Barely three months after announcing the project, Genentech broke ground on a $700 million fill-and-finish factory in Holly Springs.
“By the end of the year you’ll see dirt moving, you’ll see things starting to go up,’” said Fritz Brittenbender, the drugmaker’s global public-affairs chief. “Our goal is that as soon as we can, we’ll be shovels-in-the-ground.”
Genentech CEO Ashley Magargee and Switzerland’s ambassador to the U.S., Ralf Heckner, attended a ceremony that attracted Gov. Josh Stein and a bevy of local and state officials.
“We are amongst the most reliable investors and consistent [investors] in America,” Heckner said. “Here in North Carolina alone, there are 53 Swiss companies that are employing 17,000 people, with another 7,000 jobs supported through trade flows.”
Genentech’s corporate parent, Roche, has its headquarters in Basel, Switzerland. Genentech is based in South San Francisco, California.
Genentech’s first East Coast factory is the state’s second-biggest economic development announcement of the year, trailing.JetZero’s planned airplane factory in Greensboro.
North Carolina beat out Ohio for the project, after offering a $44.9 million package of state and local incentives in return for the company’s promise to create at least 420 jobs. The positions will pay an annual average wage of $120,000, the company has said.

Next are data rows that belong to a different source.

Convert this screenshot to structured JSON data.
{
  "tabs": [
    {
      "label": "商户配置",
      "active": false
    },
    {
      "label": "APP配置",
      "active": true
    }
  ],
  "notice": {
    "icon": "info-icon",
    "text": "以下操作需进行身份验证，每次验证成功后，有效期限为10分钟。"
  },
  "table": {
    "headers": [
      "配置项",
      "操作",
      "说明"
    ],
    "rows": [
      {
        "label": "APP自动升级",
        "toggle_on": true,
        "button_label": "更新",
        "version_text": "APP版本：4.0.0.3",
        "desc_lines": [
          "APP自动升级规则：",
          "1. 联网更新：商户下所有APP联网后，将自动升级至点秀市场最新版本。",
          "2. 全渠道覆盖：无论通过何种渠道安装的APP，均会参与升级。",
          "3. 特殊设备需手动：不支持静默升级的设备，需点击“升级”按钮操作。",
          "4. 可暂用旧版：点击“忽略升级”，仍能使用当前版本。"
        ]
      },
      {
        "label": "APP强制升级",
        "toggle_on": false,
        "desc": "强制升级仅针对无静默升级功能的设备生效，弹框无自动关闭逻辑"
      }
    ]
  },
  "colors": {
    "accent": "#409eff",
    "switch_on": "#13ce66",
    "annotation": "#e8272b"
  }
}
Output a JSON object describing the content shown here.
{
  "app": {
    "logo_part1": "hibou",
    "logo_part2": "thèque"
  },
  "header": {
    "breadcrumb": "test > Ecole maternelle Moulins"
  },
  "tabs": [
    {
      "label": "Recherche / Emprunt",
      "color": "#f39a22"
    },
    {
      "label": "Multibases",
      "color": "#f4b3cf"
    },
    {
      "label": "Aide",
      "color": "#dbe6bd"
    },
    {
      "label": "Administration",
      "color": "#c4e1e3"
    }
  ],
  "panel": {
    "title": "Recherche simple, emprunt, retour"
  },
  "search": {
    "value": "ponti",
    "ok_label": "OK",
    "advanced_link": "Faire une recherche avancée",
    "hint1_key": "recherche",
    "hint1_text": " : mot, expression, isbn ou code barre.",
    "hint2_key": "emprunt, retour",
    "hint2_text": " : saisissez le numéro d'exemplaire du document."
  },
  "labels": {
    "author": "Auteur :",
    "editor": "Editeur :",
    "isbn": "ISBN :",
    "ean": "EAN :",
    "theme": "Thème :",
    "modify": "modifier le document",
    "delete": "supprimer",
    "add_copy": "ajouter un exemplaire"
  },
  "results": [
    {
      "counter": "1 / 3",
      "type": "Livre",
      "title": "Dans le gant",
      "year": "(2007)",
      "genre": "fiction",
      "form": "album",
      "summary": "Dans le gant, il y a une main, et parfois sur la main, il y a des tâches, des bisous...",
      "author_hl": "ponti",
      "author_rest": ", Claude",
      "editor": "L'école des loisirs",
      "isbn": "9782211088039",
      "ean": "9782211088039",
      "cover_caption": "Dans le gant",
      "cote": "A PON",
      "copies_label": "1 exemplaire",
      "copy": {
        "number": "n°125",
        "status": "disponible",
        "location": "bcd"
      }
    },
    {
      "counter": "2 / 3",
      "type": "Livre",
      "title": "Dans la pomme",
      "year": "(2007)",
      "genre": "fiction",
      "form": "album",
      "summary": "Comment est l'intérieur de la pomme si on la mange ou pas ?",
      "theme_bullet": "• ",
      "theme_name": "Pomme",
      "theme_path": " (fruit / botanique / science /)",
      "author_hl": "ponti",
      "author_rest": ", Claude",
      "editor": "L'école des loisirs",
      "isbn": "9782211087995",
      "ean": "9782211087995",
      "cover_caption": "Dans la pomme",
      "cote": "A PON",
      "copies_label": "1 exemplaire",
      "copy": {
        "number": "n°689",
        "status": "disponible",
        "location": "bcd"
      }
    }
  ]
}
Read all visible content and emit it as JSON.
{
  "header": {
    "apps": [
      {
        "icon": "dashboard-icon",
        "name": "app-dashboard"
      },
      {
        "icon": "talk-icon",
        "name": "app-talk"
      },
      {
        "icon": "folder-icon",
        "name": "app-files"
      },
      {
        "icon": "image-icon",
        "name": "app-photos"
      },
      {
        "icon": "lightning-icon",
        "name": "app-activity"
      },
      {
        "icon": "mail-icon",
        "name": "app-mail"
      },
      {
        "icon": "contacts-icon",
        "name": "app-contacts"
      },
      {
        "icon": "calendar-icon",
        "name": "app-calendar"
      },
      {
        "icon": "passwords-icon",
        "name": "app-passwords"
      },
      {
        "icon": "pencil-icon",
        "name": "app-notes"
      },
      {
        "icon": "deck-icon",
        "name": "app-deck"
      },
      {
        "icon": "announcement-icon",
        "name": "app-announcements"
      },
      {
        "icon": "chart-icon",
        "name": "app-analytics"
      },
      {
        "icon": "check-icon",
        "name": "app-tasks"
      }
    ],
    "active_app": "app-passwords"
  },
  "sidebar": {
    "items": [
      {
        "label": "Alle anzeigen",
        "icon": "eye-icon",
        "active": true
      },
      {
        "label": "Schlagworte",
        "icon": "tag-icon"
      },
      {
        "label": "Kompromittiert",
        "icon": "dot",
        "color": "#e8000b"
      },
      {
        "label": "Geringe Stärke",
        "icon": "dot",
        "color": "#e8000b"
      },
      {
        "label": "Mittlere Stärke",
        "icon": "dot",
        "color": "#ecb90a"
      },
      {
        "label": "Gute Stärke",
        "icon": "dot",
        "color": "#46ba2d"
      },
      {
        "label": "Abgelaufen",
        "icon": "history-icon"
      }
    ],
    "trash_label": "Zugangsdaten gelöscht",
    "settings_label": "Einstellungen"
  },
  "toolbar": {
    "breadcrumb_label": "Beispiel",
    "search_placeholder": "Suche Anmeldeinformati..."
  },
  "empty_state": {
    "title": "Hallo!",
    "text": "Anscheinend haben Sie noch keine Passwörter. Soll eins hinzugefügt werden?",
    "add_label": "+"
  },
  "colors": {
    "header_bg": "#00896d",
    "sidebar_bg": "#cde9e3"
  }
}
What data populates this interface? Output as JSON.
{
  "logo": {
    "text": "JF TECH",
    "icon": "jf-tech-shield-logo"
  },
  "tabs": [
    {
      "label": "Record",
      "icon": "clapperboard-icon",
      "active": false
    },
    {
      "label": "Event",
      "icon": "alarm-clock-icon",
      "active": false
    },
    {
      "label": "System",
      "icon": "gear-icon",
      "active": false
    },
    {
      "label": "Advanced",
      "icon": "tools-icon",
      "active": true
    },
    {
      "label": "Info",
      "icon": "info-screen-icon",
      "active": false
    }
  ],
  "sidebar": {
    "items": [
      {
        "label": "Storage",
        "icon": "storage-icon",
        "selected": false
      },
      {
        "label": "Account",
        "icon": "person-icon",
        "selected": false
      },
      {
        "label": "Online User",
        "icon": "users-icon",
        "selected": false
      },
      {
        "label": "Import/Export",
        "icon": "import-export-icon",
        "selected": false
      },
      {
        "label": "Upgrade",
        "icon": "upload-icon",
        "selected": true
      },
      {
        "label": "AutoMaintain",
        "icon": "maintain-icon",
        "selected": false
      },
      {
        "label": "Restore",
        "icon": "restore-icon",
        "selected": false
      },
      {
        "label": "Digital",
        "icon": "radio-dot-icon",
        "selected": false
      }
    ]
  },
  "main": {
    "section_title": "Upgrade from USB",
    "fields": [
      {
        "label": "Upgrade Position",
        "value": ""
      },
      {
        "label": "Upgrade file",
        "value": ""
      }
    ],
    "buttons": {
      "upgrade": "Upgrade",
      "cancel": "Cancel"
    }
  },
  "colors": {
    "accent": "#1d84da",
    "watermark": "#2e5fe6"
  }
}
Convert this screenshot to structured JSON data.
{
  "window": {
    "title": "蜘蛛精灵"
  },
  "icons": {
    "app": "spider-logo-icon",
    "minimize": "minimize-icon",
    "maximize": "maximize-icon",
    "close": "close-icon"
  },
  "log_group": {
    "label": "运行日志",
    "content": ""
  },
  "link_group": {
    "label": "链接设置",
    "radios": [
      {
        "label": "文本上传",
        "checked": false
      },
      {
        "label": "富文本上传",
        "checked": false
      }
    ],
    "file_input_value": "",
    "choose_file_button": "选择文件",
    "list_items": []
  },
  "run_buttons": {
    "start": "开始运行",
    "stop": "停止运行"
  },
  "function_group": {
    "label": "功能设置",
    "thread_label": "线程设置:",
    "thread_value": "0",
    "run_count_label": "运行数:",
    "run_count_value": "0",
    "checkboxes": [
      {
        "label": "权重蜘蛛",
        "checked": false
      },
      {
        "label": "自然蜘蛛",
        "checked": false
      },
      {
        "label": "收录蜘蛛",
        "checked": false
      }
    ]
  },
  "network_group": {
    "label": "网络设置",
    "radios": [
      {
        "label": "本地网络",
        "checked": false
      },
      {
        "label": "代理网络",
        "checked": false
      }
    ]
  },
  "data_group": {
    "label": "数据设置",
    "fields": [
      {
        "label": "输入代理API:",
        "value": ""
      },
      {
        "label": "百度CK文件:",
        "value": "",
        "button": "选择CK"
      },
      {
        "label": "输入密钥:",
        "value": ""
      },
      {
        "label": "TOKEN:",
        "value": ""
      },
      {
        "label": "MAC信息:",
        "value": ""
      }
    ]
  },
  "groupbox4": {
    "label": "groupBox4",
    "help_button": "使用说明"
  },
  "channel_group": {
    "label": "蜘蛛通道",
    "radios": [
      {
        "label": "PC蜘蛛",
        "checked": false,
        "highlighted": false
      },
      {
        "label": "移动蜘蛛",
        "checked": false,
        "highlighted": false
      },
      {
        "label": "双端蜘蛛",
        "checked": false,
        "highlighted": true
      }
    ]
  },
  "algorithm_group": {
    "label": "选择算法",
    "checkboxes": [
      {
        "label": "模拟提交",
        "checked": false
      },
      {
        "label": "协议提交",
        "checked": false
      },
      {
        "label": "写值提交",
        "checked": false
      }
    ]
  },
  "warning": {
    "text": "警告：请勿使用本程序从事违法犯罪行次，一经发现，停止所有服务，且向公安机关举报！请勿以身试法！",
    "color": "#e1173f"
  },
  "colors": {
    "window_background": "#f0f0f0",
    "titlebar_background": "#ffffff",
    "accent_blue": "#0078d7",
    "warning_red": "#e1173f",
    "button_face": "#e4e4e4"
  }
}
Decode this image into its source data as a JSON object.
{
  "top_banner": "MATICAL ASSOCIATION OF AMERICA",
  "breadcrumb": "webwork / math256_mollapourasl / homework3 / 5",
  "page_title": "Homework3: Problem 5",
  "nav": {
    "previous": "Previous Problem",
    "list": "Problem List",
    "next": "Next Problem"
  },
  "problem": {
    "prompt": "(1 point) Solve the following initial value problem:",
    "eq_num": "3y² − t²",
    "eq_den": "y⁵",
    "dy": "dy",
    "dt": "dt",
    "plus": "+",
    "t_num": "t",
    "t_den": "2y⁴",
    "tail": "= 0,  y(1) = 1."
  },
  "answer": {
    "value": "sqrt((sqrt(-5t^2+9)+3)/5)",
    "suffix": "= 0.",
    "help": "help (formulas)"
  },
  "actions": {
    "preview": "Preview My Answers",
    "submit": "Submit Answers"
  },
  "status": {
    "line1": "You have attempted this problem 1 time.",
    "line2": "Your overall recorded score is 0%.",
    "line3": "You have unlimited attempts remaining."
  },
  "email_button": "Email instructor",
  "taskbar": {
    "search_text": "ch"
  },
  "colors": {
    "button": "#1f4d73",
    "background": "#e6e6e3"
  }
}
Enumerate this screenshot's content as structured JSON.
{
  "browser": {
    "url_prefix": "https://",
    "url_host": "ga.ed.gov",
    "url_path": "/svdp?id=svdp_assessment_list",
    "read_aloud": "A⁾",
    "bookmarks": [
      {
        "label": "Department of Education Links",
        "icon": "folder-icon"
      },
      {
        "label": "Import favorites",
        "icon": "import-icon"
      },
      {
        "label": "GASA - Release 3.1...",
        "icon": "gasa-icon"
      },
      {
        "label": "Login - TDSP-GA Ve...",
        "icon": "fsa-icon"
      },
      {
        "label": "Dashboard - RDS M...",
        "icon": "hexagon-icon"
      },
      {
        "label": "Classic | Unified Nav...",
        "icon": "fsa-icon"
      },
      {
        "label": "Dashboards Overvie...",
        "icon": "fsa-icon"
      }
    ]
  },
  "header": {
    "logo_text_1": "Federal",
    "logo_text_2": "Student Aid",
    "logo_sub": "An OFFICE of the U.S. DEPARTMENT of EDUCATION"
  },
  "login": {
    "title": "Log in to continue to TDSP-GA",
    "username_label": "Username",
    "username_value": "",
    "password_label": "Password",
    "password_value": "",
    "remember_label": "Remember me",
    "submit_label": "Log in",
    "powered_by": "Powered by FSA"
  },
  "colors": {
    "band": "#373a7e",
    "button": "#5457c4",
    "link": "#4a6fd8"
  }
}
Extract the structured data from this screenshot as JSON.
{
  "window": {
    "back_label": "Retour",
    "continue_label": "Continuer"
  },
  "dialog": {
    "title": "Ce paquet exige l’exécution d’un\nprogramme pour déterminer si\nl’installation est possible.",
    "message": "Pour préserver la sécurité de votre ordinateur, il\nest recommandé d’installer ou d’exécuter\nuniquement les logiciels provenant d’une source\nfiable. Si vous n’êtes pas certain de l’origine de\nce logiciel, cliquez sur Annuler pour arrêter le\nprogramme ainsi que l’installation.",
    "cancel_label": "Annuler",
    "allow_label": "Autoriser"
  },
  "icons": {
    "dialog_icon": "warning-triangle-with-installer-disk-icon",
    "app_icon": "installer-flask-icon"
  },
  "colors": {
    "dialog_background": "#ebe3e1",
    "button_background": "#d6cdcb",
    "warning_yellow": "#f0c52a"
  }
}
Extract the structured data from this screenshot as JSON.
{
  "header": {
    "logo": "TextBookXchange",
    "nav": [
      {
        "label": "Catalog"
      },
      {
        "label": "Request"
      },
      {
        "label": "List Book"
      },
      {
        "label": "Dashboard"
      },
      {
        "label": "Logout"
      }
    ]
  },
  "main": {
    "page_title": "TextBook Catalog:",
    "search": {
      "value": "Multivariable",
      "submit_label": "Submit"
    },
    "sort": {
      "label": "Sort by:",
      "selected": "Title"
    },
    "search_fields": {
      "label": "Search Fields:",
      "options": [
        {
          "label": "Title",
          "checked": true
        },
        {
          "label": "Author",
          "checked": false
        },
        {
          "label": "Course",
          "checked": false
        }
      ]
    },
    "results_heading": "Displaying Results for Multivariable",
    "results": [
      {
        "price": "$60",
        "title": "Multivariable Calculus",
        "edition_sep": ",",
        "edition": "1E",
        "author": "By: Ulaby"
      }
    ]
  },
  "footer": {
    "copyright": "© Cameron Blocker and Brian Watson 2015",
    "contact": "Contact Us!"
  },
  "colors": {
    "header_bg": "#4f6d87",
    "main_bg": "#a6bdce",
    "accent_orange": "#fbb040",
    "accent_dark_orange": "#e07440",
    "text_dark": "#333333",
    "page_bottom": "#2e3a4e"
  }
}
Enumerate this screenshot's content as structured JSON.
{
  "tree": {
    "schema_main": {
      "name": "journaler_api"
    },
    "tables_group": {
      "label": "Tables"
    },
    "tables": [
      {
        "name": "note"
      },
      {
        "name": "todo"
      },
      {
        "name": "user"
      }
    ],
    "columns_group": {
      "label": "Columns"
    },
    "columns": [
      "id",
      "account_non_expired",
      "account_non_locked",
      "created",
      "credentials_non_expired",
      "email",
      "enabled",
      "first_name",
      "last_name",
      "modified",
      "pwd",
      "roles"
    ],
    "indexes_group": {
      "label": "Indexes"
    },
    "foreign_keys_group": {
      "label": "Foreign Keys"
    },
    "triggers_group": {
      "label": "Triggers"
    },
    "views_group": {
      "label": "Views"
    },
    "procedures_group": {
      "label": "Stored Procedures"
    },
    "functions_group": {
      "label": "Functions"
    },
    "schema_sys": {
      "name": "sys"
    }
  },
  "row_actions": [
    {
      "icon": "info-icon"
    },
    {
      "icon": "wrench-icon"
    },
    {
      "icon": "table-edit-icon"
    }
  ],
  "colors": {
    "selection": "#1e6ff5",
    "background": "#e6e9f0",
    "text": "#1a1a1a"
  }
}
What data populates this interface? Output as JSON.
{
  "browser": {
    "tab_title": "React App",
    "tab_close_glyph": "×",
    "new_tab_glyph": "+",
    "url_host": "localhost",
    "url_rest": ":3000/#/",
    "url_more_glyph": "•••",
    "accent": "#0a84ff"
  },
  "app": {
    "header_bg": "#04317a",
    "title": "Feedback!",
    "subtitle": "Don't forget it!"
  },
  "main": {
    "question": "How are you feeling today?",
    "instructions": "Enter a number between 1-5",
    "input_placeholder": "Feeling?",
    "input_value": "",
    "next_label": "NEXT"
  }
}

The drugmaker and its Swiss parent see the Holly Springs site as critical to their plans to get into the anti-obesity drug sector now dominated by Novo Nordisk and Eli Lilly.
Roche has been developing its own GLP-1 variants and has licensed related drugs.
“There’s a lot of uncertainty in the marketplace right now, but the one thing about the product we’re going to be manufacturing here, it’s one of the futures of our company and it’s a product that’s going to be life-changing across this world,” Brittenbender said.
Magargee said the Tar Heel State’s advantages go well beyond incentives.
“We looked at 12 different sites that had the infrastructure and had the workforce across many, many different states in the country, and North Carolina rose to the top,” she said.
“You have the infrastructure. You have a great supplier ecosystem. You have the schools that we desperately need to be part of our process,” Magargee said. “And on top of all that, you have a government that believes in creating the conditions and the environment for us to make investments of this magnitude.
“Whether it was from the town or the county or the state, you showed up together; you showed up in a way that was dedicated to innovation and to creating jobs. And you have shown us a sense of urgency and responsiveness like no other.”
The Genentech site is in southwest Wake County, just off the U.S. 1 corridor. It’s part of what Holly Springs officials call “Camp Helix,” an industrial park for the life sciences and advanced manufacturing.
Another leading drugmaker, Amgen, is setting up across the street and in January cut the ribbon on the first phase of its new factory.
“Companies like Genentech, they’re critical and important to the growth of many of the small businesses here in Holly Springs,” Mayor Sean Mayefskie said. “The economic ripple effect of the investment by Genentech in Holly Springs cannot be overstated.”